L’État belge a été condamné à de nombreuses reprises pour la lenteur de la justice, pour les arriérés ou pour l’état des prisons. Ne pensez-vous pas que, dans un tel contexte, la population pourrait ne plus avoir confiance en la justice, surtout avec une criminalité aussi visible, comme si on avait atteint un point de non-retour…

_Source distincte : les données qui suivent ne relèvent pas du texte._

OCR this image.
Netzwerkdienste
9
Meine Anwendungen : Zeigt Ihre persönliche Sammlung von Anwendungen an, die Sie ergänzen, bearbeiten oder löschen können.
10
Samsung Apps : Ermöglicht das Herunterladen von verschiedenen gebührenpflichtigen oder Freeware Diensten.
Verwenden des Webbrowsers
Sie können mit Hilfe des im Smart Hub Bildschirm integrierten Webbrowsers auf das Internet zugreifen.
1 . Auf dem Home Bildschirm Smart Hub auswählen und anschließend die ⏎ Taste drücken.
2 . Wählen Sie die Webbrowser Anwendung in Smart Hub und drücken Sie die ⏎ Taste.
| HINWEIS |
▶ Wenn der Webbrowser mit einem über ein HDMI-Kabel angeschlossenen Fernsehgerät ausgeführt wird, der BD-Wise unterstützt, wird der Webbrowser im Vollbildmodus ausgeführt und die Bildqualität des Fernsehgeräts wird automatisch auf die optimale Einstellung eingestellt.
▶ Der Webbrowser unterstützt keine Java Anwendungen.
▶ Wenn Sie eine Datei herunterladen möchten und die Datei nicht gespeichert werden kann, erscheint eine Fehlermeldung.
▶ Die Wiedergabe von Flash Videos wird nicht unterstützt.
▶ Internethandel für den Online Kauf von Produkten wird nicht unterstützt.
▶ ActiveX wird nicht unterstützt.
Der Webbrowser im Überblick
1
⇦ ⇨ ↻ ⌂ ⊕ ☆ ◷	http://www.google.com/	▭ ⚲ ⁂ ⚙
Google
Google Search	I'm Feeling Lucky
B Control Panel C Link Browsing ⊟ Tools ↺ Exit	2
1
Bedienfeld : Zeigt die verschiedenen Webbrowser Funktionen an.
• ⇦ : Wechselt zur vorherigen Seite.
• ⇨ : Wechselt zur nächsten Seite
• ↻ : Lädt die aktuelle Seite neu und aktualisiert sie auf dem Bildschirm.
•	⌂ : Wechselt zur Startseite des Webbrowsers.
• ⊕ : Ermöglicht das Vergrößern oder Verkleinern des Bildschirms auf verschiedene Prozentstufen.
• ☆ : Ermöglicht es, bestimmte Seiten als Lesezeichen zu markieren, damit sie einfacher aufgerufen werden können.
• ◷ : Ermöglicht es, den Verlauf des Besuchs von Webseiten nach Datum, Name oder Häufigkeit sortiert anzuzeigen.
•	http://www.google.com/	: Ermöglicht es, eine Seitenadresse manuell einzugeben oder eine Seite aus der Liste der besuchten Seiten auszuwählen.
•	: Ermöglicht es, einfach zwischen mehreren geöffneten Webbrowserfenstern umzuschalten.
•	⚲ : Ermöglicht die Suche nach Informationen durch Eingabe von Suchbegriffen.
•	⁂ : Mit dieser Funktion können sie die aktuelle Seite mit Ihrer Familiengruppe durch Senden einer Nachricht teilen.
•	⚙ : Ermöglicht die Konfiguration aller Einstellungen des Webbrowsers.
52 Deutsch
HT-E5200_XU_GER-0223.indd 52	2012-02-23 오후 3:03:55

Non, nous n’avons pas atteint un point de non-retour. La situation est grave. Mais elle n’est pas encore désespérante. Il faut s’y attaquer tout de suite. Et surtout ne pas baisser les bras. Concernant la confiance des citoyens, j’entends ce que vous dites. Il est vrai que l’État doit être irréprochable. Le président du tribunal de l’Entreprise que je suis encore vous dira même que c’est fondamental pour l’image de la Belgique de faire appliquer la loi et surtout de la respecter. Un pays qui ne fait pas respecter sa loi n’a aucune chance d’être respecté à l’extérieur. Pour être crédible auprès de la population, il faut la certitude que la justice fonctionne, que la loi soit appliquée pour tous.
Cela signifie que ça n’était pas le cas auparavant ? Je repose la question : y avait-il du « laxisme » à Bruxelles ?
Je n’aime pas le mot « laxisme », je pense plutôt qu’il y avait une absence de réaction. Les raisons sont multiples et je ne vais jeter la pierre à personne : je crois que c’est une multiplication de facteurs qui est la cause. Si, par exemple, le taux de poursuite n’était pas très élevé au parquet de Bruxelles, c’est peut-être une des explications. N’oublions pas non plus que le parquet a, pendant longtemps, fonctionné sans un procureur du Roi officiellement en place.
guillement « Il ne faut pas non plus oublier que la justice rapporte. Le monde politique doit le comprendre. Une justice efficace, c’est une justice rentable au niveau sociétal et au niveau financier. D’ailleurs, le trésor public bénéficie beaucoup du travail de la justice. »
Le gouvernement fédéral est-il un bon partenaire pour mener à bien vos objectifs pour la justice ?
À partir du moment où les fonctions régaliennes ne seront pas soumises à une cure d’austérité, j’estime que le gouvernement peut être un bon partenaire. Mais pour cela, il doit allouer les moyens promis. Sans ça, la justice sera à la traîne et c’est la base même d’une démocratie qui risque d’être menacée. Il ne faut pas non plus oublier que la justice rapporte. Le monde politique doit le comprendre. Une justice efficace, c’est une justice rentable au niveau sociétal et au niveau financier. D’ailleurs, le trésor public bénéficie beaucoup du travail de la justice.
L’ancien bâtonnier de Bruxelles, Maurice Krings, estimait qu’il fallait, pour Bruxelles, un statut particulier lui permettant des moyens particuliers. Vous défendez l’idée ?
Tout à fait. Paris et Londres ont un statut particulier parce que la situation judiciaire de ces grandes villes est spéciale, avec une charge de travail importante. Les magistrats qui y travaillent sont d’ailleurs mieux rémunérés. Je suis favorable à cette idée. Et quand je vois les plans de l’Arizona concernant la pension des magistrats qui sera rabotée, je me dis qu’on se trompe de combat. La justice fait déjà beaucoup avec des moyens limités. Mon ambition, c’est de réorganiser le tribunal pour faire face à la masse de travail à Bruxelles avec les moyens actuels. On va y arriver. Mais pour être efficaces, il faudra davantage. La situation ne permet plus de perdre du temps. Le politique doit en être conscient et, pour cela, il ne doit pas oublier de répondre présent en allouant les moyens promis.